I'm not shure if I like type classes. but that's mainly because i can't imagine how well things play together. specifically type classes, predicates, records, tuples and other statics in combination. possibly you can imagine full examples for me?

say, I want to write a labyrinth game with walls, keys and stuff. say, I want the development most intuitive so that I could possibly write things like:

[O where isWall?(O)] overload isMovable?(O) = false;

(...)

if ( isMovable?(obj) ) { moveOn(obj, directionOf(p1)); moveOn(p1, directionOf(p1)); } else beep();

silly example, I know! the point is that I'd like to have an interface very native to the toy I am programming. Below that interface, the situation is very different. Because the labyrint is a grid and all graphics share the same size and basic logics, there could be only one record named gameObject (or so) that can represent all the different objects. basically, it holds a pointer to a set of different pixmap objects for different animations, if any, an ID field to identify the type of that object (wall, key...) and some state. besides there are some generic interfaces like above, which are all the same for all objects i.e. isDeadly?, isFetchable?, destroy, moveOn, triggerAnim, whatever...

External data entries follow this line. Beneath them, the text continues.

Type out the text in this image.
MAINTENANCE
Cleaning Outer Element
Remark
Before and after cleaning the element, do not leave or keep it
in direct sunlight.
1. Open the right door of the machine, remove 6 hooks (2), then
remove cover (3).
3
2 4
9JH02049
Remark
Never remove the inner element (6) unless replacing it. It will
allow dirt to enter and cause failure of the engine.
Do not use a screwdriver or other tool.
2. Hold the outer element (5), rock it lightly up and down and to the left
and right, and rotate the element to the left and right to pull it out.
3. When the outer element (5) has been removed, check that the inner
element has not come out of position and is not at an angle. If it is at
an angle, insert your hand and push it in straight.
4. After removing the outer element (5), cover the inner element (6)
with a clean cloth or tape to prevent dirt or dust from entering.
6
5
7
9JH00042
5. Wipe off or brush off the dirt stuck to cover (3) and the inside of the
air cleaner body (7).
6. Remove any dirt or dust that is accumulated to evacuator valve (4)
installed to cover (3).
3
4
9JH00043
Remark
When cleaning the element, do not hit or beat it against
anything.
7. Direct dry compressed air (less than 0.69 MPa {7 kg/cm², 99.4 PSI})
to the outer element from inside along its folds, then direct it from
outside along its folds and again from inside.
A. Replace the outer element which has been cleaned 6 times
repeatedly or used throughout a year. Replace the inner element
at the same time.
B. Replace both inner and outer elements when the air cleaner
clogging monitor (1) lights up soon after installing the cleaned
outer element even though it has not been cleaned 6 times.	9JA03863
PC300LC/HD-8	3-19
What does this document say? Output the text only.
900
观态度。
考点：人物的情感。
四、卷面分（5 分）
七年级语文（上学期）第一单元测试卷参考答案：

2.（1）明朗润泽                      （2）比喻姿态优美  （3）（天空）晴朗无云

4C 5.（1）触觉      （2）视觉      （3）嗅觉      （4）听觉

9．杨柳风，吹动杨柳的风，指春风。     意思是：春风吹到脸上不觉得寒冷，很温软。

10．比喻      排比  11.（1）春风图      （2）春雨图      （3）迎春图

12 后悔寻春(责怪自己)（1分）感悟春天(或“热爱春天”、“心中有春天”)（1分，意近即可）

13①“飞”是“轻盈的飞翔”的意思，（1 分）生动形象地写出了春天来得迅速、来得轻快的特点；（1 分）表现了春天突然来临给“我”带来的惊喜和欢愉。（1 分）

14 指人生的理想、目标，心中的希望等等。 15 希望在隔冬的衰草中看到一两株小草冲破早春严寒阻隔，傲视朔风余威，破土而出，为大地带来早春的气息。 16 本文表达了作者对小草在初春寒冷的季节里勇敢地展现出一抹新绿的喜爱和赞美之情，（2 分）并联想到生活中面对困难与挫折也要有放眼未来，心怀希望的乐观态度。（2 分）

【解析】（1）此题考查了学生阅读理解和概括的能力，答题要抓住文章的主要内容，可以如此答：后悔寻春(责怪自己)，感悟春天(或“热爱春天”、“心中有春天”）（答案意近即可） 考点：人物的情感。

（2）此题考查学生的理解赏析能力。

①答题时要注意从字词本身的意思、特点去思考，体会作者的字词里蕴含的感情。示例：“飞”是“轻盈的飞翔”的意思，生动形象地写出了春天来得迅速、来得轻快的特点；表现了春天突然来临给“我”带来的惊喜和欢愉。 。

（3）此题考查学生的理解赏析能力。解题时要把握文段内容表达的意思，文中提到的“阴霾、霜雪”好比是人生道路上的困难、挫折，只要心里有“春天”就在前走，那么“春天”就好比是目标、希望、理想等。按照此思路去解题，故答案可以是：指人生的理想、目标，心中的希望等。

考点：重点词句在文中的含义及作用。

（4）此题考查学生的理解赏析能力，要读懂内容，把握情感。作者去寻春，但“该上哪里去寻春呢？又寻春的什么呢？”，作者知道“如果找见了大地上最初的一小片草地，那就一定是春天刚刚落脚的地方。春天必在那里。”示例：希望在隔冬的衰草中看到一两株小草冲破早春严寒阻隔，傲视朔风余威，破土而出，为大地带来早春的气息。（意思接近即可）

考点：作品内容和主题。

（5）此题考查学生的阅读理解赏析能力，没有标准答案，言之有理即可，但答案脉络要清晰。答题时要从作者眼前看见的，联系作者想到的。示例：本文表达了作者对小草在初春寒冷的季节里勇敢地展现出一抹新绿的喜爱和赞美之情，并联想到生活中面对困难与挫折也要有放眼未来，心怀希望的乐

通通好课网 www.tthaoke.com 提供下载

currently I'd have a problem to distinct the objects if the record is the same. records are also not clone'able or subtype'able. there are no predicates for checking aliases and so forth. type classes now seem to solve the issue. but how do they if the only suitable difference for a check is the ID in the record? how would I subtype the objects to make them distinct though their memory layout is the same? got the point?

can someone please show me how type classes play in here and how i should lay out the code?